Fortunately for the entertainment value of this particular novel, Johnston also periodically checks in with other active players on the galactic scene in the months leading up to Episode I, including Senator Sheev Palpatine and Jedi Knights Qui-Gon Jinn and Obi-Wan Kenobi, among others I won’t spoil here. These interludes go a long way in helping to keep the book from being as dry and uneventful as Queen’s Shadow was, while simultaneously setting up the dominoes we know will eventually fall later on in the timeline.
Disappointingly, a little over halfway through Star Wars: Queen’s Peril, the story catches up with the beginning of The Phantom Menace and what follows becomes merely a half-hearted episodic recontextualization of moments and scenes from that film, interspersed with a similarly undercooked examination of what life was like for Naboo citizens and state officials in the internment camps set up by the Trade Federation during its occupation of the planet. Consequently, the finished book feels more like an outline for itself than a truly fleshed-out novel.
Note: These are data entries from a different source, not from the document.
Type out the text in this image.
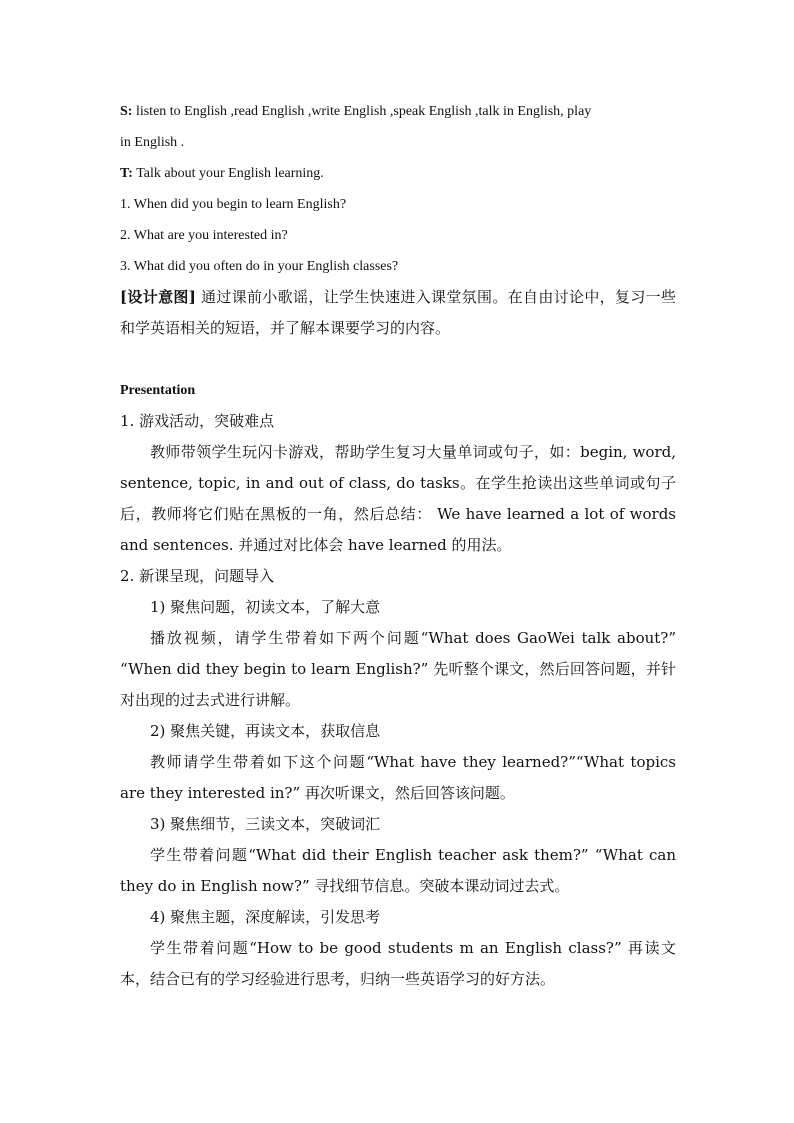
S: listen to English ,read English ,write English ,speak English ,talk in English, play
in English .
T: Talk about your English learning.
1. When did you begin to learn English?
2. What are you interested in?
3. What did you often do in your English classes?
[设计意图] 通过课前小歌谣，让学生快速进入课堂氛围。在自由讨论中，复习一些和学英语相关的短语，并了解本课要学习的内容。
Presentation
1. 游戏活动，突破难点
教师带领学生玩闪卡游戏，帮助学生复习大量单词或句子，如：begin, word, sentence, topic, in and out of class, do tasks。在学生抢读出这些单词或句子后，教师将它们贴在黑板的一角，然后总结： We have learned a lot of words and sentences. 并通过对比体会 have learned 的用法。
2. 新课呈现，问题导入
1) 聚焦问题，初读文本，了解大意
播放视频，请学生带着如下两个问题“What does GaoWei talk about?” “When did they begin to learn English?” 先听整个课文，然后回答问题，并针对出现的过去式进行讲解。
2) 聚焦关键，再读文本，获取信息
教师请学生带着如下这个问题“What have they learned?”“What topics are they interested in?” 再次听课文，然后回答该问题。
3) 聚焦细节，三读文本，突破词汇
学生带着问题“What did their English teacher ask them?” “What can they do in English now?” 寻找细节信息。突破本课动词过去式。
4) 聚焦主题，深度解读，引发思考
学生带着问题“How to be good students m an English class?” 再读文本，结合已有的学习经验进行思考，归纳一些英语学习的好方法。
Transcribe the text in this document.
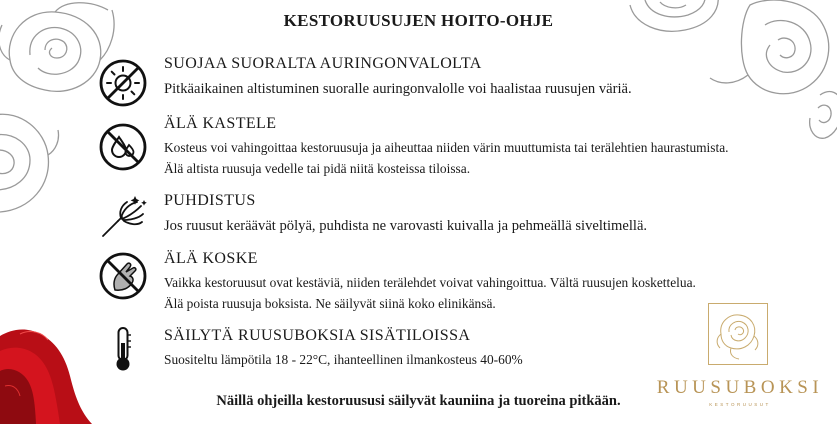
KESTORUUSUJEN HOITO-OHJE
SUOJAA SUORALTA AURINGONVALOLTA
Pitkäaikainen altistuminen suoralle auringonvalolle voi haalistaa ruusujen väriä.
ÄLÄ KASTELE
Kosteus voi vahingoittaa kestoruusuja ja aiheuttaa niiden värin muuttumista tai terälehtien haurastumista.
Älä altista ruusuja vedelle tai pidä niitä kosteissa tiloissa.
PUHDISTUS
Jos ruusut keräävät pölyä, puhdista ne varovasti kuivalla ja pehmeällä siveltimellä.
ÄLÄ KOSKE
Vaikka kestoruusut ovat kestäviä, niiden terälehdet voivat vahingoittua. Vältä ruusujen koskettelua.
Älä poista ruusuja boksista. Ne säilyvät siinä koko elinikänsä.
SÄILYTÄ RUUSUBOKSIA SISÄTILOISSA
Suositeltu lämpötila 18 - 22°C, ihanteellinen ilmankosteus 40-60%
Näillä ohjeilla kestoruususi säilyvät kauniina ja tuoreina pitkään.
RUUSUBOKSI
KESTORUUSUT
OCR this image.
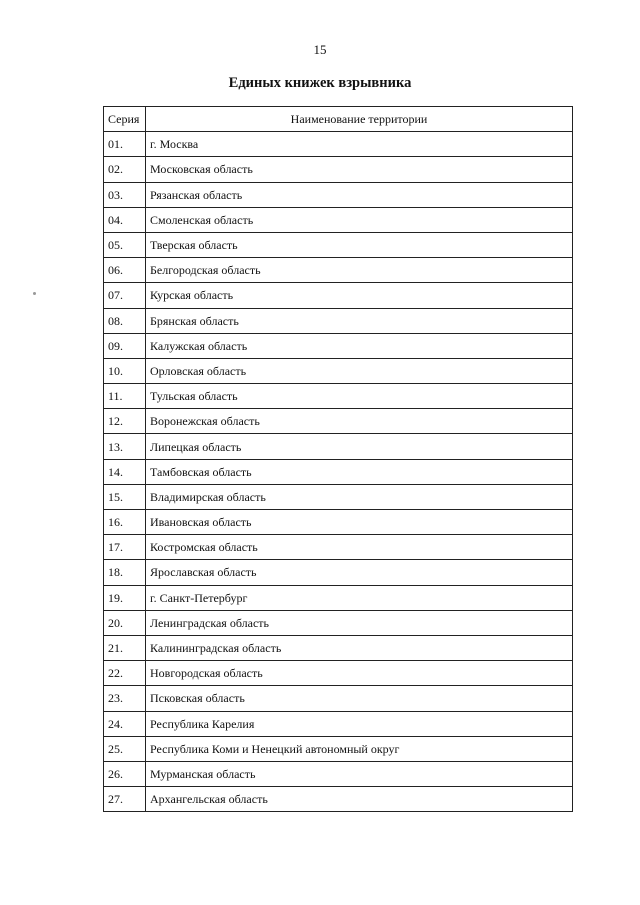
15
Единых книжек взрывника
Серия	Наименование территории
01.	г. Москва
02.	Московская область
03.	Рязанская область
04.	Смоленская область
05.	Тверская область
06.	Белгородская область
07.	Курская область
08.	Брянская область
09.	Калужская область
10.	Орловская область
11.	Тульская область
12.	Воронежская область
13.	Липецкая область
14.	Тамбовская область
15.	Владимирская область
16.	Ивановская область
17.	Костромская область
18.	Ярославская область
19.	г. Санкт-Петербург
20.	Ленинградская область
21.	Калининградская область
22.	Новгородская область
23.	Псковская область
24.	Республика Карелия
25.	Республика Коми и Ненецкий автономный округ
26.	Мурманская область
27.	Архангельская область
I wouldn’t necessarily fault the author for succumbing to this pitfall, however, as I’m already beyond impressed at the sheer amount of content she’s managed to wring out of what amounted to a handful of seemingly identical background characters initially invented to serve as body-double duplicates of Natalie Portman.
I also want to note that this book deals with some mature themes (like the PTSD after-effects of torture) and on one occasion uses language that I wouldn’t have expected to see in any Star Wars novel, let alone one that is ostensibly directed at young adults. For that reason I would probably recommend it to older teens and above, but only ones who are already deeply invested in Padmé and her royal entourage and want to learn even more about what makes them tick than they discovered in the previous entry. Though it gets off to a decent start before devolving into an alternate-perspective rehash of Episode I, as a whole Star Wars: Queen’s Peril ultimately feels like a mish-mash of lackluster ideas that struggle to make some of the franchise’s blandest characters interesting.
Star Wars: Queen’s Peril is available as of Tuesday, June 2 wherever books are sold.